Monday 19 September 2011

Merck in sudden spotlight over Texas vaccine

Drug ads with scary-sounding side effects have regularly appeared on TV since 1995, but rarely has a major pharmaceutical company played such an unscripted, prime-time role as Merck did Monday night - a moment that put the klieg sky lanterns on corporate political contributions.

Minnesota Rep. Michele Bachmann attacked fellow Republican presidential candidate Rick Perry during the GOP debate over the Texas governor's 2007 decision to have young girls inoculated against a virus that can contribute to cervical cancer.

The vaccine for the HPV virus is Gardasil, made in Merck's plant in West Point, Montgomery County.

The controversy spun around the country, with medicine, politics, ethics, religion, and business all coming into play.

"Is it about life or was it about millions of dollars and potentially billions for a drug company?" Bachmann asked Perry.

Perry said Merck gave his campaign only $5,000 of the roughly $30 million he raised.

"If you're saying that I can be bought for $5,000, I'm offended," Perry said.

The Texas Tribune reported that Merck had given Perry nearly $30,000 over his 10 years as governor and much more to the Republican Governors Association while Perry led that group. Merck also hired Perry's former chief of staff as a lobbyist.

The Associated Press reported that Perry's staff met with Merck personnel before the controversial 2007 decision. The Texas Legislature overturned Perry's inoculation order.

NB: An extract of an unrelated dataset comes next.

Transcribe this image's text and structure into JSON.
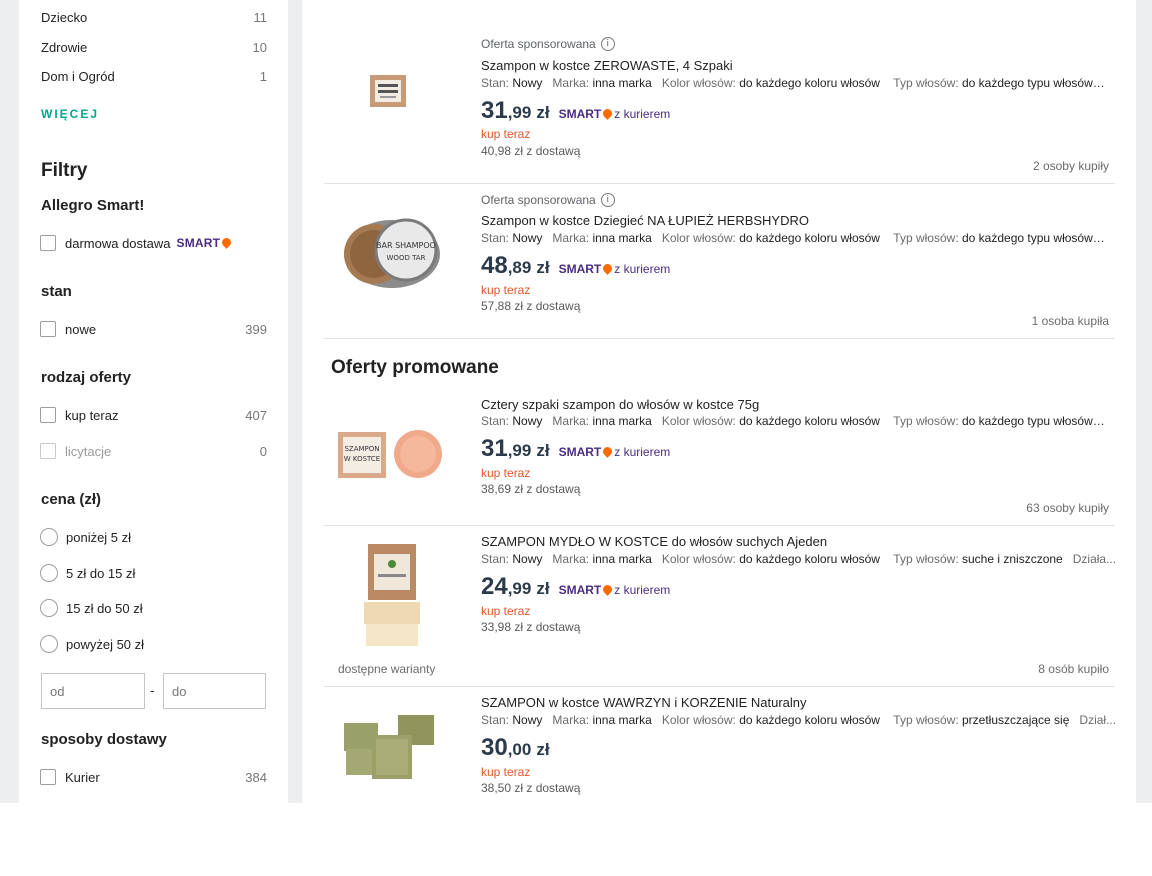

Merck had lobbied governors and state legislators to include the vaccine among those required for schoolchildren.

Evangelical Christian leaders opposed the vaccine in 2006, when the U.S. Food and Drug Administration approved its use. They expressed concerns that if girls 11 or 12 years old were vaccinated, they would be less inhibited sexually.

Bachmann and Perry are fighting for that branch of the party, and Bachmann was also playing to her donors. According to the Center for Responsive Politics, Bachmann has received some pharmaceutical money, though none from Merck, while receiving much more from single-issue conservative donors and financial groups.

In 2006, Wall Street analysts predicted Gardasil could bring $4 billion a year in sales. But with fewer states requiring vaccinations, sales hopes dimmed. Gardasil sales totaled $490 million in the first six months of 2011, according to Merck's second-quarter report.